Pension Freedoms are dangerous! That's the sentiment coming from the Organisation for Economic Co-operation and Development (OECD), an intergovernmental economic organisation with 35 member countries. According to their latest announcement, pension freedoms have made the world a more dangerous place for retirees and they have increased the risk that people will outlive their retirement savings.
The OECD have two major concerns about pension freedoms. Firstly, because now people are not forced to purchase an annuity with their pension pot, it means that the annuities market has been badly damaged which has resulted in many providers pulling out. The result? It is more difficult for those people who want an annuity to get a competitive deal.
Secondly, there is the worry that many pensioners will significantly underestimate the cost of living in retirement as well as their own longevity. This runs the serious risk of people running out of money in retirement.
These concerns have one about since the introduction of pension freedoms by the then Chancellor George Osborne. Previously, those retiring were forced to buy an annuity with their pension pot which is essentially a guaranteed income for life. Although these can be very good retirement products, many people stuck with the ones offered by their own pension provider that were poor in comparison to others on the market. Pension freedoms however gave pensioners choice with what to do with their pension pot, leaving them free to save it, invest it or simply spend it if they so wish. Speaking at the time of their introduction, the Chancellor George Osborne said:
"What I would say is that people who saved their whole lives, saved for a pension, these are responsible people," he told BBC Breakfast. "For many people annuities have not been good value… I want people to be trusted to make decisions about their future."
Pensions expert (and one time pensions minister) Baroness Ros Altmann agreed with the Chancellor at the time and said:
"This is a bombshell move that will change pensions for ever.

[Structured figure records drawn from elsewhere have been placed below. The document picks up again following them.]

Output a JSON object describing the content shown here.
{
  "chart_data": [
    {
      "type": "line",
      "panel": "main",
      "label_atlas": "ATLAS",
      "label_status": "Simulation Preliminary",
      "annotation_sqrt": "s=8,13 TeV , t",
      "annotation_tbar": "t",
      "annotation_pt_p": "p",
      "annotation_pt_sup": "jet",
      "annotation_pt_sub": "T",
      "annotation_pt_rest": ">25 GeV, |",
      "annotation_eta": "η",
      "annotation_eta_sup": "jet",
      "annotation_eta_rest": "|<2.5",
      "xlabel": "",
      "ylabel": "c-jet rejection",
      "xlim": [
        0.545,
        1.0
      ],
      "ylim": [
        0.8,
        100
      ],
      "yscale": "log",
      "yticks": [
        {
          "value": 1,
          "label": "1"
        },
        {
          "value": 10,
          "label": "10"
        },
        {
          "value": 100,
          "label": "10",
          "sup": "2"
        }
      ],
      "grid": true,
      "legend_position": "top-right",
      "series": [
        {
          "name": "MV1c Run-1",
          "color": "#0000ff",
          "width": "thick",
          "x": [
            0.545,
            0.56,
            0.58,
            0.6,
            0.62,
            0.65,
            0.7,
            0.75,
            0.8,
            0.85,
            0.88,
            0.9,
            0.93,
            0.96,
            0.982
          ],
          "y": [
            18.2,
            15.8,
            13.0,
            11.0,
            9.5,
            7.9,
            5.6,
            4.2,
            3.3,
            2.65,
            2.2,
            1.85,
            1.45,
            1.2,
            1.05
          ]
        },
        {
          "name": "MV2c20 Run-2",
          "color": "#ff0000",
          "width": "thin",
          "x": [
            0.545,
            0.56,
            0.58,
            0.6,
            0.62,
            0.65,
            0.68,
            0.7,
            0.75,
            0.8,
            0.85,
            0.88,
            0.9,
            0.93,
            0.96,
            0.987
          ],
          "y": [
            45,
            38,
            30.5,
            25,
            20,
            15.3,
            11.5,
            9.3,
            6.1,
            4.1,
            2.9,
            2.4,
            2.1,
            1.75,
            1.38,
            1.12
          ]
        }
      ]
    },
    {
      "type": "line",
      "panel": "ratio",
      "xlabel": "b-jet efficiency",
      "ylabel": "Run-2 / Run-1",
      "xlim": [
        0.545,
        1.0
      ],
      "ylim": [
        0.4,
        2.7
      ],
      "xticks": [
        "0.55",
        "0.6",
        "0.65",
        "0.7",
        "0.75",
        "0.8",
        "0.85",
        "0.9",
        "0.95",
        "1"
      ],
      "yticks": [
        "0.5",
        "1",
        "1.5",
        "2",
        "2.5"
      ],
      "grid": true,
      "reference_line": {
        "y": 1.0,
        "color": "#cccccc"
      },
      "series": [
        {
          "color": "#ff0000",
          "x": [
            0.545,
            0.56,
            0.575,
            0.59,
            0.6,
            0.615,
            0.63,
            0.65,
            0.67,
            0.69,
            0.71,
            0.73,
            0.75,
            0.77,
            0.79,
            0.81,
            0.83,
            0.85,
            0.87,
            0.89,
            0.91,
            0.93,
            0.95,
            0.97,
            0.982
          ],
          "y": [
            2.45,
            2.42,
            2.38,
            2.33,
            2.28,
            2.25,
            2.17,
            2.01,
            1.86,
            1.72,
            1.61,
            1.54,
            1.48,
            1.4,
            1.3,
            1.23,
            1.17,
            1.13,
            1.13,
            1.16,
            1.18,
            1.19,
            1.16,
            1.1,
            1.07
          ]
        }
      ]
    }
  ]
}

It will stop hundreds of thousands of people a year being forced to take a terrible pension which they do not understand."
However, not everyone has always been a fan of pension freedoms and maybe their warnings should have been heeded in light of the new OECD report. Speaking at the time of the introduction of pension freedoms, National Association of Pension Funds' Joanne Segars said:
"Experience tells us that people are often ill-informed and make poor decisions about financial planning for old age. There is a recognised problem with the lack of financial literacy in the UK and there is a distinct lack of detail in today's announcement on how the Government will ensure people have access to good impartial advice so they make the right decisions about their income for retirement. We fear these reforms, without careful scrutiny, will leave a large swathe of people vulnerable to poverty in old age."
However, despite these warnings, it is unlikely the government will ever backtrack on pension freedoms thanks to their continued popularity with those retiring.